On Thursday, Gabriel locked himself in a bathroom and hanged himself with a detachable shower head after arguing with the 19-year-old son of his foster dad about his lunch, Moss said.
DCF petitioned a judge on Tuesday to unseal the boy's records in response to requests from The Herald and other media, spokeswoman Leslie Mann said.
Punjwani told The Miami Herald that he is board certified as a child psychiatrist. He did not recall Gabriel, but Punjwani said he was part of a ''huge'' group practice and may have been one of many clinicians to treat the boy.
Punjwani defended the use of psychiatric drugs on children, even if they are not approved for such use, saying the lack of approval stems from the reluctance of drug makers and the medical establishment to launch clinical trials on children.
The anti-psychotic drugs, he added, are used routinely to treat mood instability and insomnia among children.
Gabriel originally had been prescribed Vyvanse, an attention deficit/hyperactivity disorder drug approved for kids aged 6 through 12, Lexapro, an anti-depressant which is not approved for children, and Zyprexa, an anti-psychotic drug that also is not approved for kids, said Moss.
Both Punjwani and Moss said they think the Lexapro and Zyprexa were discontinued in recent weeks, and that a drug called Symbyax -- which contains the medication in Zyprexa along with another antidepressant -- was substituted.

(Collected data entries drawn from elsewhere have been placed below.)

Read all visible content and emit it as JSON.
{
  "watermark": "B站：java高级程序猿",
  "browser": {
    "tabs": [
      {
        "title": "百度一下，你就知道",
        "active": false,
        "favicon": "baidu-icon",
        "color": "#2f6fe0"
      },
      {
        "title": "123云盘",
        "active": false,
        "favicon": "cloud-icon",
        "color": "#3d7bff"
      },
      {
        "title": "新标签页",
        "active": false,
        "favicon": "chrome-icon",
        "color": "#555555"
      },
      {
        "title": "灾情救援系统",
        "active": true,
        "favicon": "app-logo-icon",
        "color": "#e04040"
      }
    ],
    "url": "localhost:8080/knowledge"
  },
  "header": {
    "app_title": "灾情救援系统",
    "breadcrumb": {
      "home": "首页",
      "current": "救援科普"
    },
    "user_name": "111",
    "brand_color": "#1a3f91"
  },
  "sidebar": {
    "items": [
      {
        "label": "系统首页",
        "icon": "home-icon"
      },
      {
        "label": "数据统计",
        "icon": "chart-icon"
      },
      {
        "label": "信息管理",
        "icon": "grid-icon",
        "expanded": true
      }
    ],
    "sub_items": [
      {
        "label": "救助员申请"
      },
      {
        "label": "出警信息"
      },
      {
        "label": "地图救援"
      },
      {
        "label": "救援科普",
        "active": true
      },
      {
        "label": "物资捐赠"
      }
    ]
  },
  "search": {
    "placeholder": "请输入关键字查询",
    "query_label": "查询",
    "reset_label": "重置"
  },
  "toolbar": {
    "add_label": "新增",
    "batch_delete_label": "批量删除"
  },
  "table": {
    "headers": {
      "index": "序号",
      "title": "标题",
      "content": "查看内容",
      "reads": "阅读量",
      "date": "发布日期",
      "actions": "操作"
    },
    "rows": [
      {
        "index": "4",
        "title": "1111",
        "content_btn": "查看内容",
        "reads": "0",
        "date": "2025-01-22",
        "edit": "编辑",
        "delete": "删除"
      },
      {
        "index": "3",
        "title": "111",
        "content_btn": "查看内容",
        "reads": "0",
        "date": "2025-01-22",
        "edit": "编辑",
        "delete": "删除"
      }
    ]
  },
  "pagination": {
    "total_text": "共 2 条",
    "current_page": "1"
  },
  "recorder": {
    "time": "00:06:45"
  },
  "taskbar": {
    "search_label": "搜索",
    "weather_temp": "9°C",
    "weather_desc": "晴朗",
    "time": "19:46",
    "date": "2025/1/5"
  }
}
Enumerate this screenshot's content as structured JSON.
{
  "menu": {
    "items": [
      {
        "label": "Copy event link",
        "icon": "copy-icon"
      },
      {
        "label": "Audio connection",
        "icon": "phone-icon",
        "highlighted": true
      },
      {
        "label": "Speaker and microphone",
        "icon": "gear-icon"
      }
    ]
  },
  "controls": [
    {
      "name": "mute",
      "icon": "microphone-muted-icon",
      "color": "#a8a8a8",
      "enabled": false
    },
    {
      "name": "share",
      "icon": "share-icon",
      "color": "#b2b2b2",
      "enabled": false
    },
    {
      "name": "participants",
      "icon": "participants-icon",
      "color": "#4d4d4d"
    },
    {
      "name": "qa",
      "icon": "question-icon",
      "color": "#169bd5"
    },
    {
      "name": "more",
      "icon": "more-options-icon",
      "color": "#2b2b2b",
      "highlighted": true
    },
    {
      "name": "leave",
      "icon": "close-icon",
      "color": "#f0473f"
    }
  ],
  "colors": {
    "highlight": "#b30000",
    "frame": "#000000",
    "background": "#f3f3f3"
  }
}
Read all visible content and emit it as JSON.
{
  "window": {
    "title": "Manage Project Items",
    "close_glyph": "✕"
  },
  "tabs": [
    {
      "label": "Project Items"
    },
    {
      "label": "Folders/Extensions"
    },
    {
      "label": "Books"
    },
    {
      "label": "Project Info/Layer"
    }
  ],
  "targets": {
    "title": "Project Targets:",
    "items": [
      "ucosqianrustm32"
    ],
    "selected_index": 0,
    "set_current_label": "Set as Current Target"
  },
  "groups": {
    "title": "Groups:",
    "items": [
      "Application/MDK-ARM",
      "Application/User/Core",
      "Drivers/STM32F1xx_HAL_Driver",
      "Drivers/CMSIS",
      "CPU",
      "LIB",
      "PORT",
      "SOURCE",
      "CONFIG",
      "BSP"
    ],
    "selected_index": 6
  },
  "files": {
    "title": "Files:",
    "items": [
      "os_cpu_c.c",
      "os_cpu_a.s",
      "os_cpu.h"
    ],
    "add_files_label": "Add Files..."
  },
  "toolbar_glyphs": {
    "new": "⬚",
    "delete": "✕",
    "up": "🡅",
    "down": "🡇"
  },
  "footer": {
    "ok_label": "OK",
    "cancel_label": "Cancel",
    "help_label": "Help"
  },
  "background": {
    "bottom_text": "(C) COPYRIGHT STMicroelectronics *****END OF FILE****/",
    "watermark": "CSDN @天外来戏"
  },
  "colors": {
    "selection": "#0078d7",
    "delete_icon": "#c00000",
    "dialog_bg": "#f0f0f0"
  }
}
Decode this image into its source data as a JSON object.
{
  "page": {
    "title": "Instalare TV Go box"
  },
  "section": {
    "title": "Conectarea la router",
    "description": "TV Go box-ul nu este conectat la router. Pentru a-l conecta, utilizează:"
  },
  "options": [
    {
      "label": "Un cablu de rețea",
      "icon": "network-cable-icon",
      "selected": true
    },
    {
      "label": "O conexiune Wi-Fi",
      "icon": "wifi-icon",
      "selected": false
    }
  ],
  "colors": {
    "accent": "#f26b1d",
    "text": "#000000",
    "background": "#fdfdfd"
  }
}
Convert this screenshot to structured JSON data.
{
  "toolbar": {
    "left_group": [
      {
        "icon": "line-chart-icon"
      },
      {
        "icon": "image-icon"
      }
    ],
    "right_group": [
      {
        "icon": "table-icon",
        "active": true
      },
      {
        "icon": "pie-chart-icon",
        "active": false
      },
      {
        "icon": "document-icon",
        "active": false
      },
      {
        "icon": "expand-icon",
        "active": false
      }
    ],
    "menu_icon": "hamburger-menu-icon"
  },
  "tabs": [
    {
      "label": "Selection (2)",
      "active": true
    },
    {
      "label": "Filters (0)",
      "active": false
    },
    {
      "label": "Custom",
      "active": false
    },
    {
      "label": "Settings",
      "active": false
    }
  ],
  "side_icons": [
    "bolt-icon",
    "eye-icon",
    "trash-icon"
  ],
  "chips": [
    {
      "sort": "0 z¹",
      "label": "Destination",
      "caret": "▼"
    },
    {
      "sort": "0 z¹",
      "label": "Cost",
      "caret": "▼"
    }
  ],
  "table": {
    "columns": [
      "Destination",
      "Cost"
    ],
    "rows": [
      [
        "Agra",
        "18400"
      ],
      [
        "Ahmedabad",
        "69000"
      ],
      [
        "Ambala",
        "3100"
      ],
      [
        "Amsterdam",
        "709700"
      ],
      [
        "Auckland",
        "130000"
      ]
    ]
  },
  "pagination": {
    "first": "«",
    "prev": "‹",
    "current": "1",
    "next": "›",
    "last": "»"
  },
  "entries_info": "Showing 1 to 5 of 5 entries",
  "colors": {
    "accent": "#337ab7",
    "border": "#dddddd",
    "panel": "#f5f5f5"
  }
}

Symbyax, recently approved for severe depression, is among a group of commonly prescribed anti-depressants, such as Prozac and Paxil, that the FDA warned in 2003 were linked to an increase in ''suicidal thoughts or behaviors'' among children. Symbyax is not approved by the FDA for use on children.
Dr. David L. Katz, professor of public health at Yale University's medical school, called the use of such drugs on youngsters ''extremely risky,'' He questioned whether the boy needed to be taking such powerful medications absent a diagnosis of schizophrenia. ''These are medications that are potent and potentially dangerous,'' Katz said. ``They certainly are powerful drugs for anybody, let alone a 7-year-old boy.''
Jon Myers, the uncle who cared for Gabriel after abuse investigators found him in a car in a Denny's parking lot after his mother had passed out, questions whether Gabriel needed such potent medications to begin with.
Myers said the boy's pediatrician had discontinued all psychotropic drugs while Gabriel lived with him, and the boy did well, earning A's and B's at the Hollywood Christian Academy.
''We did not have any issues with him having tantrums,'' Myers said. ``He would get upset, like little boys do.''
A week or two before Gabriel died, his grandfather in Ohio expressed concerns that the boy sounded overmedicated. ''My father said that the last conversation he had a couple of weeks ago Gabriel sounded like he was too drugged,'' Myers said.